In the park, the cold was settling deeper and deeper into Awromele’s bones. He began shivering, and regretted having wanted to punish the traitor he loved so much, regretted not having replied when Xavier had called his name. That was why he shouted now, “Xavier!”
But Xavier was no longer in the park; he was in the living room, waiting for the mother to come back from the kitchen so he could say good night to her. There was a thin string of gristle between his front teeth, and he plucked at his with his nails. He was feeling dizzy. He hadn’t been able to finish his schnitzel, but fortunately the mother hadn’t said anything about it.
“Should we put a little ice on that eye of yours?” Marc asked.
Xavier shook his head. He looked at the bookcase, and prayed silently to King David. “King, dear King, please let me find Awromele, let us be together again. Dear King, please.”
When the mother came back into the room, he stopped praying and said: “I’m going to bed, I’m exhausted. I had a rough day at school.”
The mother stared at the hem of his trousers. “What are those spots on your pants?” she asked. “Did you soil yourself again?”
Xavier looked at his trousers. “I was walking in the park,” he said. “The grass was wet.”
“You’re going to the dogs,” the mother said. “Don’t forget, Xavier, that you have only one testicle. You will always have to do your very best, because other men have two.” She smiled, and for a moment she looked truly sad. Then she looked at King David, up there beside Schiller, and all her sadness disappeared. She caught herself feeling sorry that her son hadn’t lost both his testicles in the hospital. That would have taught him a lesson; then he would have been another person, once and for all. Failing to experience enough loss in your life turns you into a swine.
“I’ll never forget that, Mama,” Xavier said. “And I’ll never let myself go to the dogs, either. I know that I have only one testicle, and that’s why I’ll always do my very best.”
“Some people,” the mother said, “have only one kidney, and they have to be very careful with that kidney, because if they lose it they don’t have anything left. You’re down by a point, Xavier, and you’ll never catch up.” She said it dreamily. Xavier kissed his mother good night and went to his room.
SITTING ON THE BED in his well-furnished room — a little TV, a bookcase, a fan, a jar of paper clips in all different colors — the tall boy took off his shoes and said to himself, “Man can no longer speak with his lips, but he has learned to talk with his feet.” The thought satisfied him. He took off his sock and rubbed his right foot until it grew warm. “Speak, feet,” he said. “Speak. I’m all ears.”

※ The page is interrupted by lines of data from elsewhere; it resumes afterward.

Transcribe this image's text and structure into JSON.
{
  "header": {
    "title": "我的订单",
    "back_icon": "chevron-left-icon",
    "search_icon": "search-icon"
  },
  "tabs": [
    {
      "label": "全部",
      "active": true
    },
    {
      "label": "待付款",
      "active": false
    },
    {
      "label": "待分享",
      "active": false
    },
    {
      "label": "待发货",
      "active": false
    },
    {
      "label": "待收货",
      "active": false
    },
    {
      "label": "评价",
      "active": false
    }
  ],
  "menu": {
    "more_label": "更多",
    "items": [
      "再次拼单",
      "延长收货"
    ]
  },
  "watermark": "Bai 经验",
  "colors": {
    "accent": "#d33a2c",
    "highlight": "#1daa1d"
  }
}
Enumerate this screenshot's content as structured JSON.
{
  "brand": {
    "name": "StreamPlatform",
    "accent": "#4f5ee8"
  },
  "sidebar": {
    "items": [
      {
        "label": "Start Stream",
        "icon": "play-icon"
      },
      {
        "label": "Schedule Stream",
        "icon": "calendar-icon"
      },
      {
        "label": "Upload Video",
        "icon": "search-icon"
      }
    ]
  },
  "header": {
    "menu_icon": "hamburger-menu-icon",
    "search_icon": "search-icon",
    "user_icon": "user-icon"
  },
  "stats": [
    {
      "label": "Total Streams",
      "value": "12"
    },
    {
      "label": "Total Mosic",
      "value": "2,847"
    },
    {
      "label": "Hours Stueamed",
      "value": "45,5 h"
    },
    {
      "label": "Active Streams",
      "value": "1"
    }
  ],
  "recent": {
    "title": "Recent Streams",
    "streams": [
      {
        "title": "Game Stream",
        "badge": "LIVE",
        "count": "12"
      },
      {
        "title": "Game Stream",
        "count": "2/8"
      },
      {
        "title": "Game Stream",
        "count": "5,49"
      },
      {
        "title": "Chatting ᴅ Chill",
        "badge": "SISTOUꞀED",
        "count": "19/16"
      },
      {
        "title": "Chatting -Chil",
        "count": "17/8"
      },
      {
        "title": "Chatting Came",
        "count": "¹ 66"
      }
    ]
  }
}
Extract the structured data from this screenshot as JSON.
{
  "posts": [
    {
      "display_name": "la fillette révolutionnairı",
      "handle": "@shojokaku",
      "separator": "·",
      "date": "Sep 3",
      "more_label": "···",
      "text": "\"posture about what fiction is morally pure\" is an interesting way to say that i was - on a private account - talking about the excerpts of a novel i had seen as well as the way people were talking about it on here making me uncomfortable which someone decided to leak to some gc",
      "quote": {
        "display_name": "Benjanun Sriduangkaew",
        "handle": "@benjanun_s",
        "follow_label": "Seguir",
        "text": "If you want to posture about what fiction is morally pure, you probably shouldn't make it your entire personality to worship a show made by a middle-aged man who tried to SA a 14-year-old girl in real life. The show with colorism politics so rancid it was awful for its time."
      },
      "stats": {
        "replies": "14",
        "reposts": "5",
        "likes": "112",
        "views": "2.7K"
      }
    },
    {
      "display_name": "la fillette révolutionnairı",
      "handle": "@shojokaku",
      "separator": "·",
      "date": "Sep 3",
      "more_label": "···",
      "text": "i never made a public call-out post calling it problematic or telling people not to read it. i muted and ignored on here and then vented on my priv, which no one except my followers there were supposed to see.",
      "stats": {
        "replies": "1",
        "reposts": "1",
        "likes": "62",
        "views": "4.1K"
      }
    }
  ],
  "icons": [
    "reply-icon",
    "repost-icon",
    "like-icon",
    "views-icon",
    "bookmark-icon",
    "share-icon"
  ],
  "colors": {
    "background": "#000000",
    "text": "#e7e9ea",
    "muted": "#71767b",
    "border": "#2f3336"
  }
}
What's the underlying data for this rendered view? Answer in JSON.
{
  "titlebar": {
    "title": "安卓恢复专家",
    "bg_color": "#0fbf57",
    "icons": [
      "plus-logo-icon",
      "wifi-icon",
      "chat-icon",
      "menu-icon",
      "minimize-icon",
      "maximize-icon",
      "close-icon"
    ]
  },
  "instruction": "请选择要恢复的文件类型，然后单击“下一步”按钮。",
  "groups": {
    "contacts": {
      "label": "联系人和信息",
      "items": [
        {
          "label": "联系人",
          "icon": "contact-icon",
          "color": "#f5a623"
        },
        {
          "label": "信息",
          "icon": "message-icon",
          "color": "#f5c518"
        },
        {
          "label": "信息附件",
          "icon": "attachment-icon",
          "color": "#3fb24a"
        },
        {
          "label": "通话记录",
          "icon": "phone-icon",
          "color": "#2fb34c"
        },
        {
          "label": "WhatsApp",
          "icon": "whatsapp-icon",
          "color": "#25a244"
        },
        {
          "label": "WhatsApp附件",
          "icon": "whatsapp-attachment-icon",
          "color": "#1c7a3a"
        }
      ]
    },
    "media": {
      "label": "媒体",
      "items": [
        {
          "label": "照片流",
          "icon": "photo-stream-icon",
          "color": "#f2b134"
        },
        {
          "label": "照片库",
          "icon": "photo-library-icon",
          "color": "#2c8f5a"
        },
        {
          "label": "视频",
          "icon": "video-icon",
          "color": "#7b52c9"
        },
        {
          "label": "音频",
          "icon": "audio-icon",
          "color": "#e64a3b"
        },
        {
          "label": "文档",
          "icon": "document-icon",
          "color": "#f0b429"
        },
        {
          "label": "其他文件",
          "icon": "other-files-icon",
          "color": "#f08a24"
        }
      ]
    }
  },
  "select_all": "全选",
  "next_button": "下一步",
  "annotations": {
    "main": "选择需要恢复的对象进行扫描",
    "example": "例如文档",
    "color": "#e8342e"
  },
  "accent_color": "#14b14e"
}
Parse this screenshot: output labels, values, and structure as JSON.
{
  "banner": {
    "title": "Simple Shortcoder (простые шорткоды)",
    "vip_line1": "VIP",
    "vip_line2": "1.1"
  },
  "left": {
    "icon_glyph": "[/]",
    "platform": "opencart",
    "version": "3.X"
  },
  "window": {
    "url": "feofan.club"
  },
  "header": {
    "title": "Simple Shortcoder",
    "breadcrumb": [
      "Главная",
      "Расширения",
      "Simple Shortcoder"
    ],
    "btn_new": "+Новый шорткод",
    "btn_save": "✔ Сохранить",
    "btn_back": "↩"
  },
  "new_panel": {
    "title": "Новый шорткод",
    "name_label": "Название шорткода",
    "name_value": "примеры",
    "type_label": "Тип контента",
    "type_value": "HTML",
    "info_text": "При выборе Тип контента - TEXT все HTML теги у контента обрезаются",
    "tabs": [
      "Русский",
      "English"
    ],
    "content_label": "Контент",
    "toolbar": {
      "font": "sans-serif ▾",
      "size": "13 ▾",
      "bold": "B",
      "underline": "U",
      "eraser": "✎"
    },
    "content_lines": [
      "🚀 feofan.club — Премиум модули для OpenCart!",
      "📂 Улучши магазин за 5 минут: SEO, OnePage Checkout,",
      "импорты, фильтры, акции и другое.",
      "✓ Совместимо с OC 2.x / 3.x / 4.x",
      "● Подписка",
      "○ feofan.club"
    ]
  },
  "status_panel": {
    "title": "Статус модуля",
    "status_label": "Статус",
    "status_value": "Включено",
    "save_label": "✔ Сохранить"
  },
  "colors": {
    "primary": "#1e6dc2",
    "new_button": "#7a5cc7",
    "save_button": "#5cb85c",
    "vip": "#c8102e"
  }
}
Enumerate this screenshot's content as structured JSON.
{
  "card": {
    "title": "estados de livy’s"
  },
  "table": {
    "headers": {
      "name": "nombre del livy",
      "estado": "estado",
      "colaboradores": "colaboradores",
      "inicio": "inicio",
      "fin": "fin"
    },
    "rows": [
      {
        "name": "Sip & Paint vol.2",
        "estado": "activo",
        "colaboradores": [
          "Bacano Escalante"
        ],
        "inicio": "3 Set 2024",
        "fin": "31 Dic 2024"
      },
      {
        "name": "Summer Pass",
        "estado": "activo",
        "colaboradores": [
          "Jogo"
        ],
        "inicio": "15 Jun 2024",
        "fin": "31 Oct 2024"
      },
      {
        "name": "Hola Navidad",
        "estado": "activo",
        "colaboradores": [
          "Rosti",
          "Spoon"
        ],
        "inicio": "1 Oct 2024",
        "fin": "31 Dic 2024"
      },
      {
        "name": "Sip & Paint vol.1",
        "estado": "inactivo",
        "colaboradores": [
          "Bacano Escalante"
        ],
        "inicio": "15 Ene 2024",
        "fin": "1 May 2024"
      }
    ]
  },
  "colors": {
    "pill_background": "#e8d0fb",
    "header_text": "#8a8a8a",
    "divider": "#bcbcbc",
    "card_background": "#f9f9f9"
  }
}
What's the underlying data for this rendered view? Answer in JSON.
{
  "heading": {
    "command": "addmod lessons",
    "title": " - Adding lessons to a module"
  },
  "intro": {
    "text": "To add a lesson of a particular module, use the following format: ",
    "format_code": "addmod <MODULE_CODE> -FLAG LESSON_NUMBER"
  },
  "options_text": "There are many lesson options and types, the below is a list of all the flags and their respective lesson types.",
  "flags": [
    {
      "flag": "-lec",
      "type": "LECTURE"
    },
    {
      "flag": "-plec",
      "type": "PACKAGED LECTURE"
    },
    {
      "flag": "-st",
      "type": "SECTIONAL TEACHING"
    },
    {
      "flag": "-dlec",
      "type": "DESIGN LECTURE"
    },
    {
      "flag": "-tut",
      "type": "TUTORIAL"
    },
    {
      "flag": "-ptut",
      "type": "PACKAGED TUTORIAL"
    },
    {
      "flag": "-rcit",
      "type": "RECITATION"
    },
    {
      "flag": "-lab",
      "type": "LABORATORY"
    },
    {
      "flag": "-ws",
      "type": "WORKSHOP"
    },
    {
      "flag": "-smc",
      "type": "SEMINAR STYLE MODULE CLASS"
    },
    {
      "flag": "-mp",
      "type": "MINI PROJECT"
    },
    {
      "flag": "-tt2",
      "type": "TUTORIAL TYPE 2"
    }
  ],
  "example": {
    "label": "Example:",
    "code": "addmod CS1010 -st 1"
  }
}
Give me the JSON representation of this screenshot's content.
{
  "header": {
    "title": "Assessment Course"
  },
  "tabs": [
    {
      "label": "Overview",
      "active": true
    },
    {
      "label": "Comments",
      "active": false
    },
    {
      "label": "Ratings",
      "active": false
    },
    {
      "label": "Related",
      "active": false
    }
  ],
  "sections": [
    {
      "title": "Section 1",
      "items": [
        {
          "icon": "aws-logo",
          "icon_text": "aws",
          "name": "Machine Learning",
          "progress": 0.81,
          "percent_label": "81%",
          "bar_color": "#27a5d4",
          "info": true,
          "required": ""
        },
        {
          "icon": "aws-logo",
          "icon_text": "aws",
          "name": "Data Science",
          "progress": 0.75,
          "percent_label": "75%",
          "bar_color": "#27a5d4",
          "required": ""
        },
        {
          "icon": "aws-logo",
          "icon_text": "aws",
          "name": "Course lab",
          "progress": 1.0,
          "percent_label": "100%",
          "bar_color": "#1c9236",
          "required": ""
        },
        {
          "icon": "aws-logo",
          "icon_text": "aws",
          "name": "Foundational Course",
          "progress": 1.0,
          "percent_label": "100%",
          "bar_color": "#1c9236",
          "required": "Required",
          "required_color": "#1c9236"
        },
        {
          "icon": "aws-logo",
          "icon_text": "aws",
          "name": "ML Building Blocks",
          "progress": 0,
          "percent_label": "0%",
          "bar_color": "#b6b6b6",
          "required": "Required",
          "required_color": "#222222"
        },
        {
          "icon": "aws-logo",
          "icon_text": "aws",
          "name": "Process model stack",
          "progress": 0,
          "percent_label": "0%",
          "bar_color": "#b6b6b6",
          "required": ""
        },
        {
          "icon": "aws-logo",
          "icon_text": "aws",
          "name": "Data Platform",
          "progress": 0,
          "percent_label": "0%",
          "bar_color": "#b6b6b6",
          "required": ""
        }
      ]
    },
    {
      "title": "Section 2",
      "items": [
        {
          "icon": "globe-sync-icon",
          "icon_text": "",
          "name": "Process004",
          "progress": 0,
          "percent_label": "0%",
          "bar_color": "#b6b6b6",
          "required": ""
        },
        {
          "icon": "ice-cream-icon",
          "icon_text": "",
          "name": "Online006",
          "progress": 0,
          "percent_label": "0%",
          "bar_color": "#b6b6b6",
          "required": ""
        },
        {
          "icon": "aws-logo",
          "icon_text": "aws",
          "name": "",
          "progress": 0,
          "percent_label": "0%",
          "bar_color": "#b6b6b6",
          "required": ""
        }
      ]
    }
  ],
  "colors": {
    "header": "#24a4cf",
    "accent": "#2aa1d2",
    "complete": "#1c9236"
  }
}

He squatted down to hear what his feet had to say, and as he did that he was filled with the awareness of finitude, of absolute finitude, not only his own, but of everything. He could almost smell the finitude; he could, if he was very still, hear the finitude creeping up on him. The realization of that made his life grander, and important. For a single moment, he believed he could take on the world, squatting there beside his bed and listening to the language of the future, the language of feet.
Xavier crawled into bed naked, laid a hand on his sex in order to hasten sleep, and decided not to think about Awromele. Otherwise it would become an obsession.
Downstairs, in the kitchen, Marc was helping the mother with the dishes. As he dried a plate, he said to her, “It’s good for our relationship to be able to sort of chitchat.”